Series 4: Tax Loss Harvesting and Carryover of Capital Losses

November 9, 2022

What if you lose money on your investments? A tax loss can be a valuable asset if you use a strategy called “tax loss harvesting,” which is based on the ability to offset capital gains with capital losses so that you only pay tax on your net capital gains. However, there’s a certain sequence you have to follow when offsetting gains with losses. First, short-term losses are used to offset short-term gains, and long-term losses are used to offset long-term gains. Then, if there are any losses remaining, they can be used to offset the opposite type of gain.

For example, let’s say this year you have the following gains and losses:

  • $80 long-term gain from selling A Corp. stock;
  • $10 long-term loss from selling B Corp. stock;
  • $20 short-term gain from selling C Corp. stock; and
  • $50 short-term loss from selling D Corp. stock.

You first offset your $50 short-term capital loss against your $20 short-term capital gain, resulting in a $30 net short-term loss. Then use your $10 long-term loss to offset your $80 long-term gain, resulting in a $70 net long-term gain. The $30 net short-term loss can then be applied against your $70 net long-term gain, resulting in an overall net long-term capital gain of $40.

What if you have an overall net capital loss? Up to $3,000 per year in capital losses ($1,500 if married filing separately) can be used to offset ordinary income (such as wages) in computing your tax liability. You can also carry forward any unused capital losses (i.e., above $3,000) to future tax years until they are used up. But, unfortunately, you can’t carry back your capital losses to prior tax years.

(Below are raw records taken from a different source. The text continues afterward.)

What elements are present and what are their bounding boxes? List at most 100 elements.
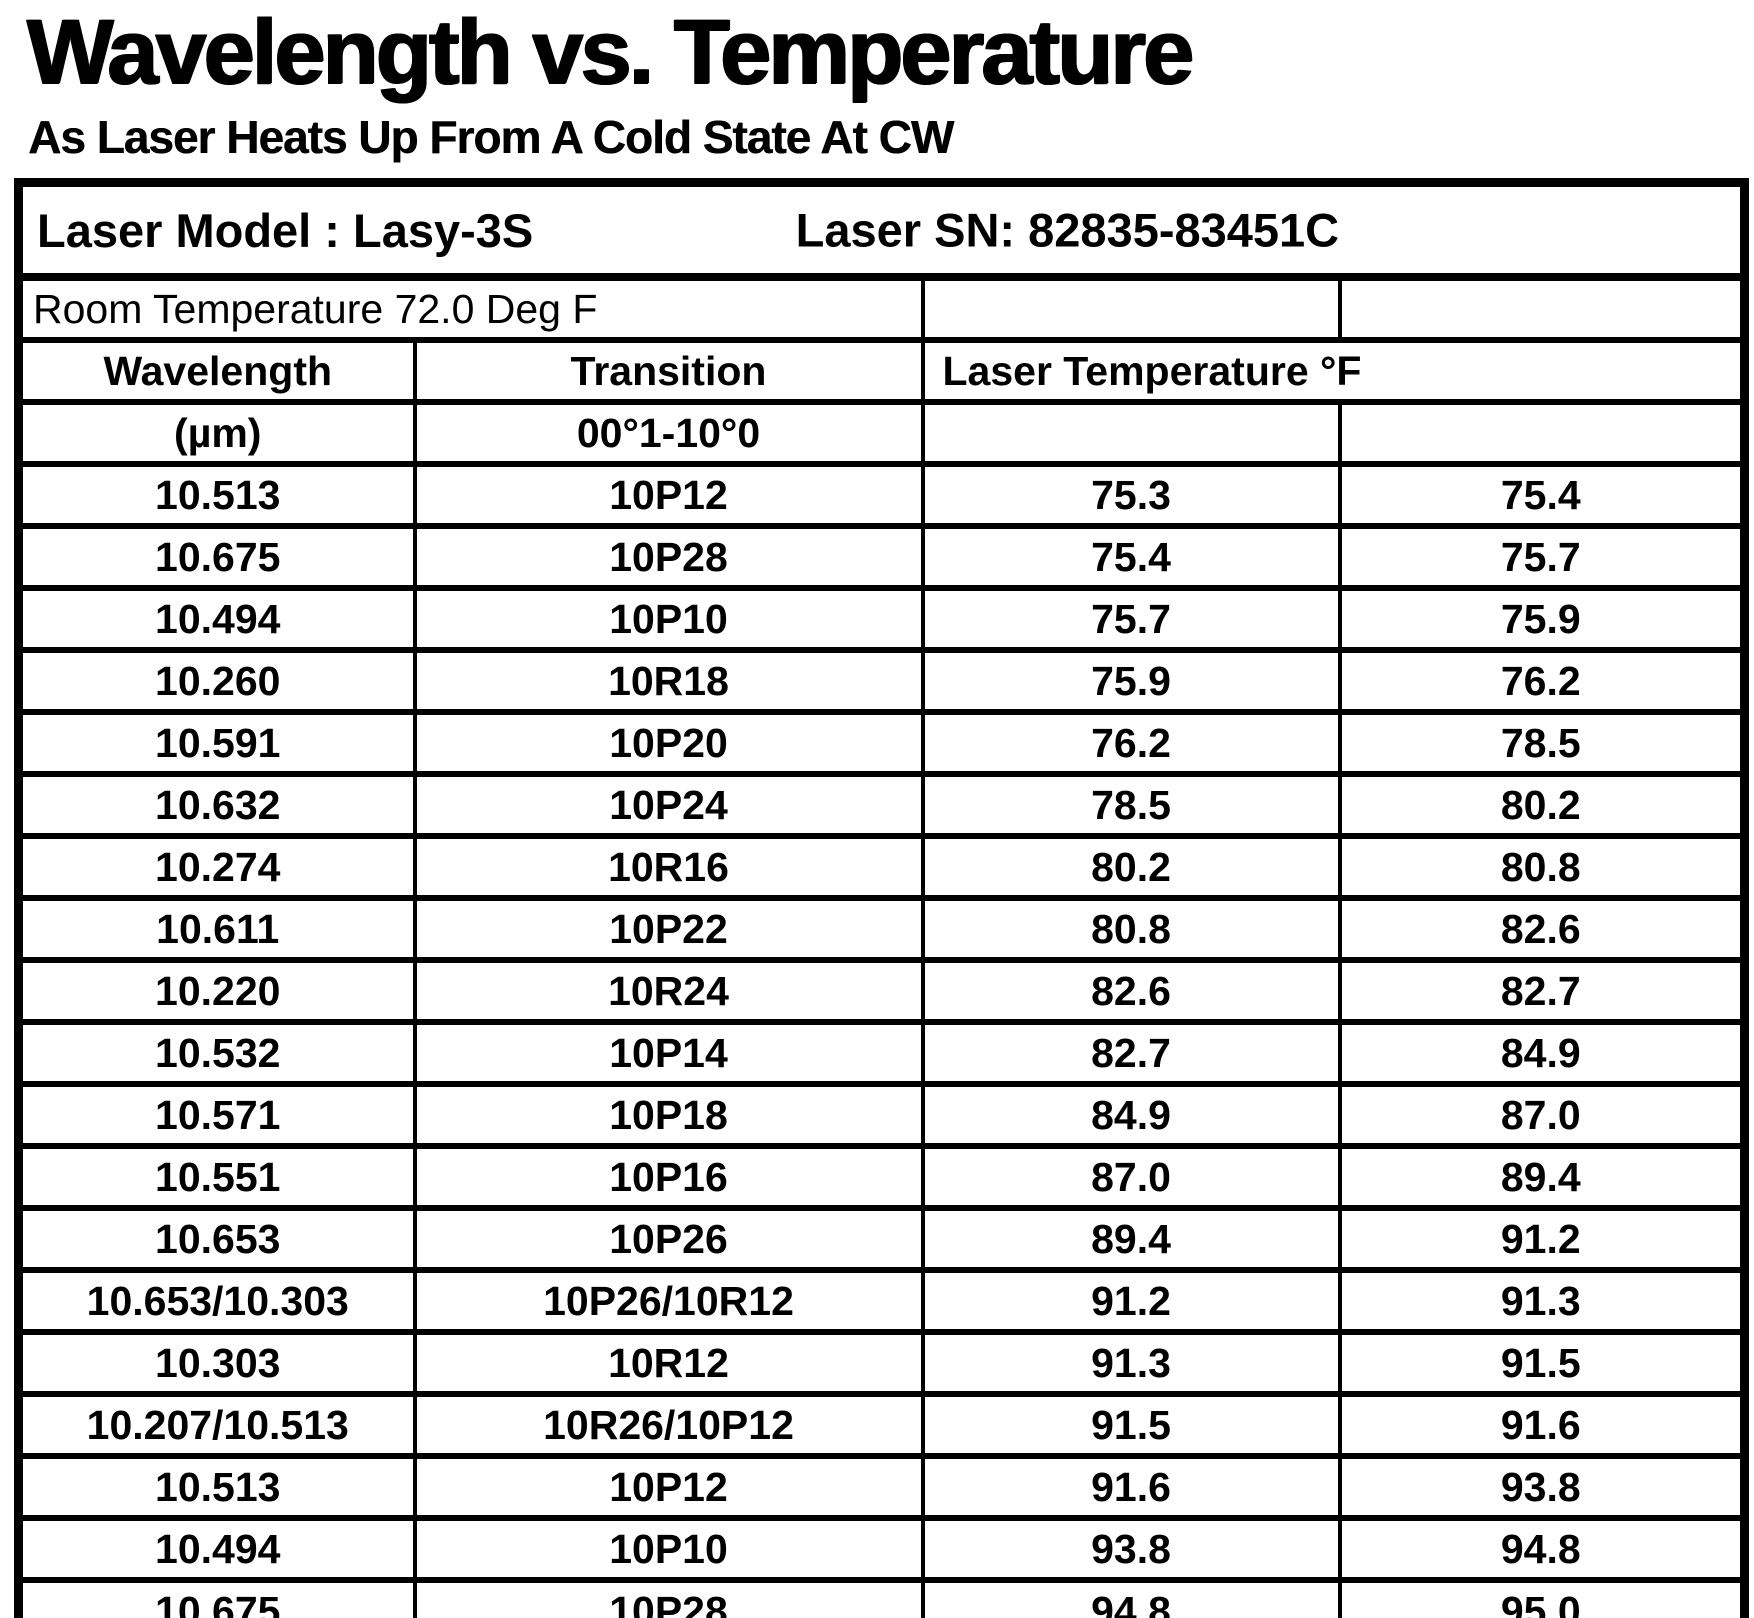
table-header-section: Laser Model : Lasy-3S Laser SN: 82835-83… <box>16 179 1747 467</box>
temp-to-cell: 80.2 <box>1337 771 1747 839</box>
empty-cell <box>920 399 1342 467</box>
table-row: 10.675 10P28 75.4 75.7 <box>16 523 1747 591</box>
transition-cell: 10P28 <box>412 523 925 591</box>
temp-from-cell: 94.8 <box>920 1577 1342 1618</box>
temp-to-cell: 75.9 <box>1337 585 1747 653</box>
temp-to-cell: 80.8 <box>1337 833 1747 901</box>
temp-from-cell: 80.2 <box>920 833 1342 901</box>
temp-to-cell: 87.0 <box>1337 1081 1747 1149</box>
table-row: 10.653 10P26 89.4 91.2 <box>16 1205 1747 1273</box>
wavelength-cell: 10.653/10.303 <box>16 1267 417 1335</box>
transition-cell: 10P28 <box>412 1577 925 1618</box>
wavelength-cell: 10.653 <box>16 1205 417 1273</box>
wavelength-temperature-table: Laser Model : Lasy-3S Laser SN: 82835-83… <box>14 178 1750 1618</box>
transition-cell: 10P26 <box>412 1205 925 1273</box>
transition-cell: 10P16 <box>412 1143 925 1211</box>
temp-to-cell: 93.8 <box>1337 1453 1747 1521</box>
transition-header: Transition <box>412 337 925 405</box>
transition-cell: 10P26/10R12 <box>412 1267 925 1335</box>
wavelength-unit-label: (µm) <box>16 399 417 467</box>
table-row: 10.532 10P14 82.7 84.9 <box>16 1019 1747 1087</box>
temp-from-cell: 93.8 <box>920 1515 1342 1583</box>
page-title: Wavelength vs. Temperature <box>26 1 1193 103</box>
empty-cell <box>1337 274 1747 343</box>
model-cell: Laser Model : Lasy-3S Laser SN: 82835-83… <box>16 179 1747 281</box>
temp-from-cell: 91.3 <box>920 1329 1342 1397</box>
temp-from-cell: 89.4 <box>920 1205 1342 1273</box>
room-temperature-row: Room Temperature 72.0 Deg F <box>16 274 1747 343</box>
transition-cell: 10P18 <box>412 1081 925 1149</box>
temp-to-cell: 91.6 <box>1337 1391 1747 1459</box>
wavelength-cell: 10.274 <box>16 833 417 901</box>
table-row: 10.303 10R12 91.3 91.5 <box>16 1329 1747 1397</box>
transition-cell: 10R26/10P12 <box>412 1391 925 1459</box>
transition-cell: 10R12 <box>412 1329 925 1397</box>
wavelength-cell: 10.260 <box>16 647 417 715</box>
table-row: 10.207/10.513 10R26/10P12 91.5 91.6 <box>16 1391 1747 1459</box>
page-subtitle: As Laser Heats Up From A Cold State At C… <box>28 111 954 163</box>
wavelength-cell: 10.632 <box>16 771 417 839</box>
temp-from-cell: 75.7 <box>920 585 1342 653</box>
transition-band-label: 00°1-10°0 <box>412 399 925 467</box>
transition-cell: 10P10 <box>412 585 925 653</box>
table-row: 10.632 10P24 78.5 80.2 <box>16 771 1747 839</box>
wavelength-cell: 10.611 <box>16 895 417 963</box>
temp-to-cell: 78.5 <box>1337 709 1747 777</box>
wavelength-cell: 10.675 <box>16 1577 417 1618</box>
transition-cell: 10P14 <box>412 1019 925 1087</box>
data-rows: 10.513 10P12 75.3 75.4 10.675 10P28 75.4 75.7 10… <box>16 461 1747 1618</box>
temp-from-cell: 75.3 <box>920 461 1342 529</box>
wavelength-cell: 10.571 <box>16 1081 417 1149</box>
temp-from-cell: 91.6 <box>920 1453 1342 1521</box>
laser-model-label: Laser Model : Lasy-3S <box>37 203 534 257</box>
wavelength-cell: 10.513 <box>16 1453 417 1521</box>
transition-cell: 10P12 <box>412 461 925 529</box>
temp-to-cell: 84.9 <box>1337 1019 1747 1087</box>
table-row: 10.513 10P12 75.3 75.4 <box>16 461 1747 529</box>
wavelength-cell: 10.591 <box>16 709 417 777</box>
room-temperature-label: Room Temperature 72.0 Deg F <box>16 274 925 343</box>
table-row: 10.653/10.303 10P26/10R12 91.2 91.3 <box>16 1267 1747 1335</box>
wavelength-cell: 10.494 <box>16 585 417 653</box>
temp-from-cell: 75.4 <box>920 523 1342 591</box>
table-row: 10.551 10P16 87.0 89.4 <box>16 1143 1747 1211</box>
wavelength-cell: 10.207/10.513 <box>16 1391 417 1459</box>
empty-cell <box>1337 399 1747 467</box>
temp-to-cell: 82.7 <box>1337 957 1747 1025</box>
laser-serial-label: Laser SN: 82835-83451C <box>795 203 1340 257</box>
temp-to-cell: 89.4 <box>1337 1143 1747 1211</box>
transition-cell: 10R16 <box>412 833 925 901</box>
table-row: 10.220 10R24 82.6 82.7 <box>16 957 1747 1025</box>
temp-to-cell: 75.7 <box>1337 523 1747 591</box>
table-row: 10.494 10P10 93.8 94.8 <box>16 1515 1747 1583</box>
temp-from-cell: 80.8 <box>920 895 1342 963</box>
transition-cell: 10P20 <box>412 709 925 777</box>
temp-from-cell: 82.6 <box>920 957 1342 1025</box>
transition-cell: 10P10 <box>412 1515 925 1583</box>
temp-from-cell: 84.9 <box>920 1081 1342 1149</box>
temp-to-cell: 91.5 <box>1337 1329 1747 1397</box>
table-row: 10.591 10P20 76.2 78.5 <box>16 709 1747 777</box>
column-header-row: Wavelength Transition Laser Temperature … <box>16 337 1747 405</box>
wavelength-cell: 10.513 <box>16 461 417 529</box>
temp-to-cell: 91.2 <box>1337 1205 1747 1273</box>
transition-cell: 10R18 <box>412 647 925 715</box>
wavelength-cell: 10.675 <box>16 523 417 591</box>
table-row: 10.611 10P22 80.8 82.6 <box>16 895 1747 963</box>
sub-header-row: (µm) 00°1-10°0 <box>16 399 1747 467</box>
transition-cell: 10P12 <box>412 1453 925 1521</box>
table-row: 10.494 10P10 75.7 75.9 <box>16 585 1747 653</box>
temp-to-cell: 76.2 <box>1337 647 1747 715</box>
transition-cell: 10R24 <box>412 957 925 1025</box>
temp-from-cell: 91.5 <box>920 1391 1342 1459</box>
wavelength-cell: 10.532 <box>16 1019 417 1087</box>
temp-to-cell: 95.0 <box>1337 1577 1747 1618</box>
table-row: 10.675 10P28 94.8 95.0 <box>16 1577 1747 1618</box>
table-row: 10.260 10R18 75.9 76.2 <box>16 647 1747 715</box>
temp-from-cell: 75.9 <box>920 647 1342 715</box>
wavelength-header: Wavelength <box>16 337 417 405</box>
temp-from-cell: 76.2 <box>920 709 1342 777</box>
temp-to-cell: 94.8 <box>1337 1515 1747 1583</box>
laser-temperature-header: Laser Temperature °F <box>920 337 1747 405</box>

However, if you trade in and out of stocks in an effort to harvest tax losses, pay attention to the “wash sale” rule. This rule prevents you from harvesting a loss on securities you sold if you repurchase the same or substantially identical securities within 30 days before or after your sale. It also applies across your brokerage accounts, so if your investment advisor sells stock of a company at a loss in one of your accounts and you buy the same stock within 30 days in another account, your loss is still disallowed. For this reason, if you engaged in tax loss harvesting, you should consider purchasing a different replacement security.